As said, I am considering upgrading my setup but I do wonder if the multi-processing of dataloader can fully utilize all the P-cores and E-cores on Intel’s new 13th gen.
Based on my reading of the code of DataLoader, it seems like the speed difference between P-core and E-core won’t trigger performance issues. Still, I am asking this here to make sure of it.
I don’t think DataLoader has been tested on those hardware yet.
Based on my little understanding on the new CPUs, I would think there shouldn’t be significant differences but it is hard to tell. It depends on the task at hand (whether the data loading processes are compute-bound or IO-bound), and how well the CPU schedules/balances work between the P-core and E-core.

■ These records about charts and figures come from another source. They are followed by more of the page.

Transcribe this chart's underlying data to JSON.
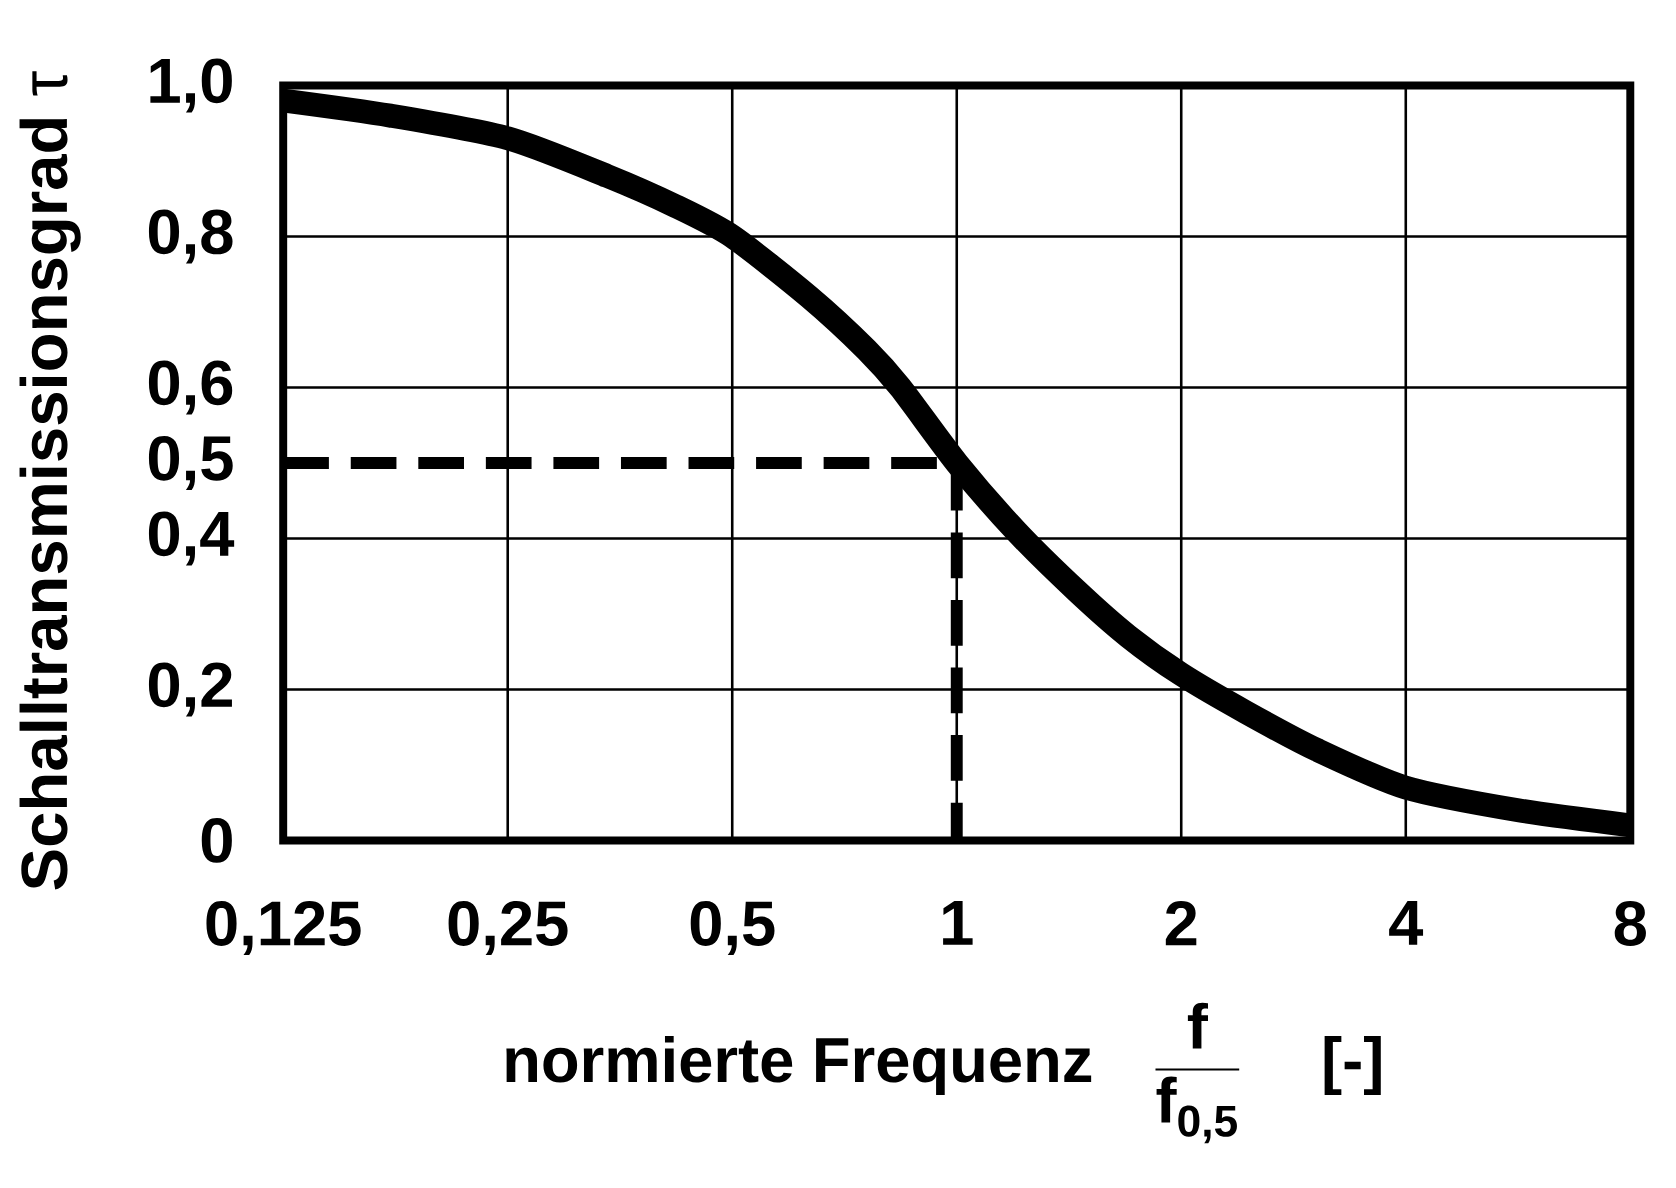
{
  "chart_data": {
    "type": "line",
    "xlabel": "normierte Frequenz",
    "ylabel": "**Schalltransmissionsgrad** τ",
    "annotations": [
      "\\frac{\\textbf{f}}{\\textbf{f}_{\\textbf{0,5}}}",
      "[-]"
    ],
    "series": [
      {
        "color": "#000000",
        "x": [
          0.125,
          0.174,
          0.25,
          0.34,
          0.42,
          0.5,
          0.634,
          0.757,
          0.84,
          1,
          1.2,
          1.45,
          1.7,
          2,
          2.44,
          3.04,
          4,
          5.66,
          8
        ],
        "values": [
          0.98,
          0.96,
          0.93,
          0.88,
          0.84,
          0.8,
          0.72,
          0.65,
          0.6,
          0.5,
          0.41,
          0.33,
          0.27,
          0.22,
          0.17,
          0.12,
          0.07,
          0.04,
          0.02
        ]
      },
      {
        "color": "#000000",
        "line_style": "dashed",
        "x": [
          0.125,
          1,
          1
        ],
        "values": [
          0.5,
          0.5,
          0
        ]
      }
    ],
    "xlim": [
      0.125,
      8
    ],
    "ylim": [
      0,
      1
    ],
    "xticks": [
      {
        "value": 0.125,
        "label": "0,125"
      },
      {
        "value": 0.25,
        "label": "0,25"
      },
      {
        "value": 0.5,
        "label": "0,5"
      },
      1,
      2,
      4,
      8
    ],
    "yticks": [
      0,
      {
        "value": 0.2,
        "label": "0,2"
      },
      {
        "value": 0.4,
        "label": "0,4"
      },
      {
        "value": 0.5,
        "label": "0,5"
      },
      {
        "value": 0.6,
        "label": "0,6"
      },
      {
        "value": 0.8,
        "label": "0,8"
      },
      {
        "value": 1.0,
        "label": "1,0"
      }
    ],
    "log": "x",
    "grid": true
  }
}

Please let us know if you have compared different generations of Intel CPUs and found noticeable performance differences.
Hi @nivek, I happen to have a personal i7 13th gen CPU at home and one i7 12th gen CPU at work, and I do observe significant (2x) slowdown of the same process on the 13th gen compared to the 12th gen.

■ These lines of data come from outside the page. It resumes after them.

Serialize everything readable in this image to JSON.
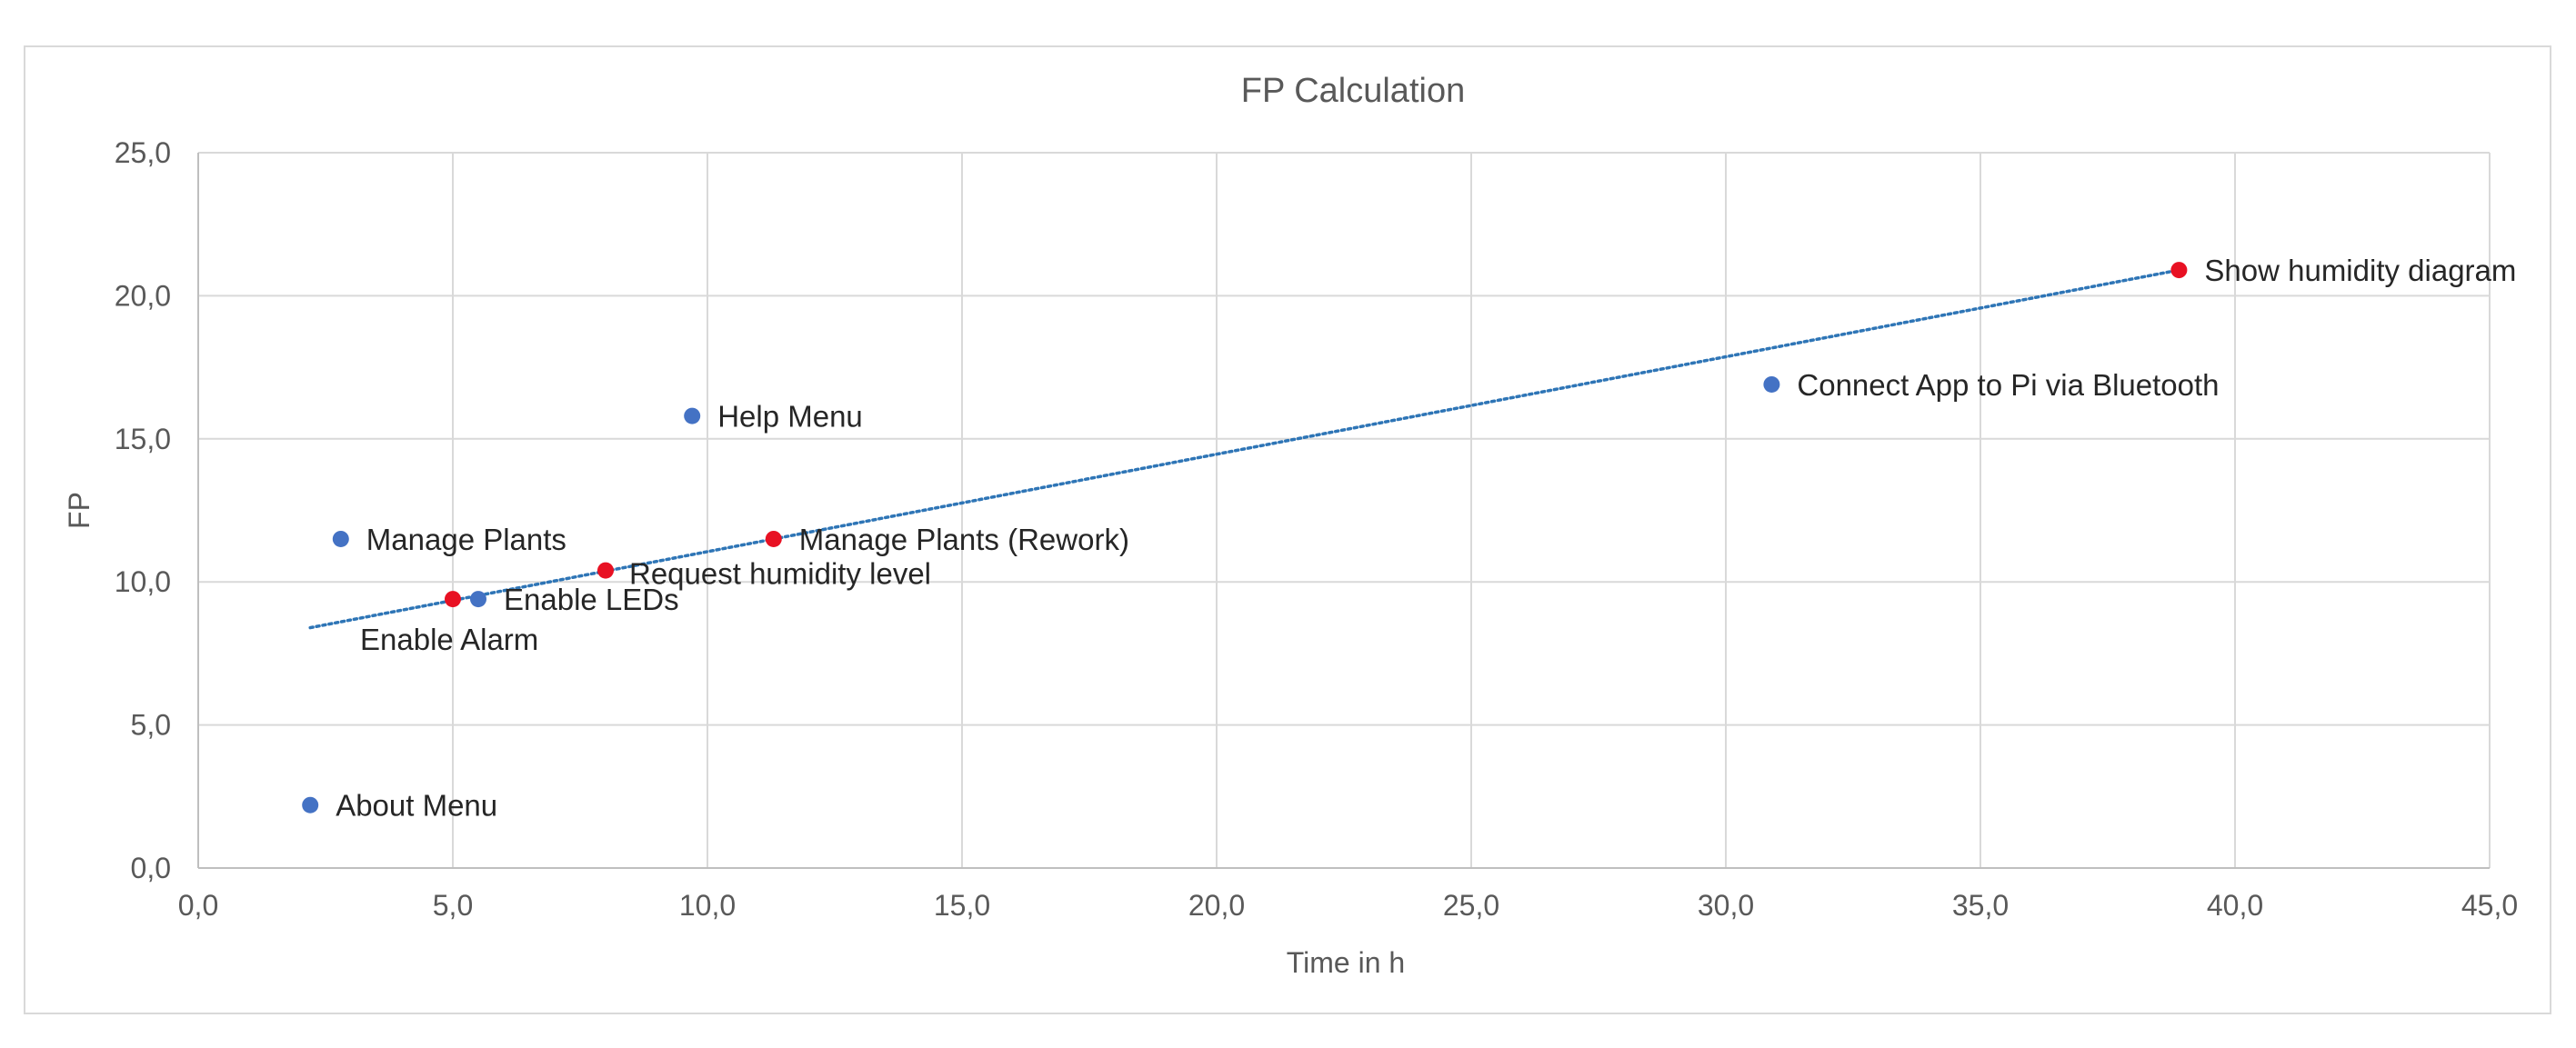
{
  "chart_data": {
    "type": "scatter",
    "title": "FP Calculation",
    "xlabel": "Time in h",
    "ylabel": "FP",
    "xlim": [
      0,
      45
    ],
    "ylim": [
      0,
      25
    ],
    "x_ticks": [
      "0,0",
      "5,0",
      "10,0",
      "15,0",
      "20,0",
      "25,0",
      "30,0",
      "35,0",
      "40,0",
      "45,0"
    ],
    "y_ticks": [
      "0,0",
      "5,0",
      "10,0",
      "15,0",
      "20,0",
      "25,0"
    ],
    "grid": true,
    "legend": "none",
    "colors": {
      "blue": "#4472c4",
      "red": "#e81123",
      "trend": "#2e75b6",
      "grid": "#d9d9d9"
    },
    "points": [
      {
        "label": "About Menu",
        "x": 2.2,
        "y": 2.2,
        "color": "blue"
      },
      {
        "label": "Manage Plants",
        "x": 2.8,
        "y": 11.5,
        "color": "blue"
      },
      {
        "label": "Enable Alarm",
        "x": 5.0,
        "y": 9.4,
        "color": "red"
      },
      {
        "label": "Enable LEDs",
        "x": 5.5,
        "y": 9.4,
        "color": "blue"
      },
      {
        "label": "Request humidity level",
        "x": 8.0,
        "y": 10.4,
        "color": "red"
      },
      {
        "label": "Help Menu",
        "x": 9.7,
        "y": 15.8,
        "color": "blue"
      },
      {
        "label": "Manage Plants (Rework)",
        "x": 11.3,
        "y": 11.5,
        "color": "red"
      },
      {
        "label": "Connect App to Pi via Bluetooth",
        "x": 30.9,
        "y": 16.9,
        "color": "blue"
      },
      {
        "label": "Show humidity diagram",
        "x": 38.9,
        "y": 20.9,
        "color": "red"
      }
    ],
    "trendline": {
      "type": "linear",
      "style": "dotted",
      "from": [
        2.2,
        8.4
      ],
      "to": [
        38.9,
        20.9
      ]
    }
  }
}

I tried hard to explain this from code version differences this morning, but both machines are up-to-date arch installs with the same torch version 2.2.1, so I ended up suspecting hardware. I’m not exactly sure how I can help you know further about the problem, but I’m happy to help ^ ^"
import torch
torch.manual_seed(12)
torch.set_num_threads(1)
def batched_dot_mul_sum(a, b):
"""Computes batched dot by multiplying and summing"""
return a.mul(b).sum(-1)
def batched_dot_bmm(a, b):
"""Computes batched dot by reducing to ``bmm``"""
a = a.reshape(-1, 1, a.shape[-1])
b = b.reshape(-1, b.shape[-1], 1)
return torch.bmm(a, b).flatten(-3)
# Input for benchmarking.
x = torch.randn(1_000_000, 640)
# Ensure that both functions compute the same output.
assert batched_dot_mul_sum(x, x).allclose(batched_dot_bmm(x, x))
On the i7 12th machine:
$ time python benchmark.py
real 4,82s
user 4,18s
sys 0,63s
On the i7 13th machine:
$ time python benchmark.py
real 10,57s
user 9,39s
sys 1,16s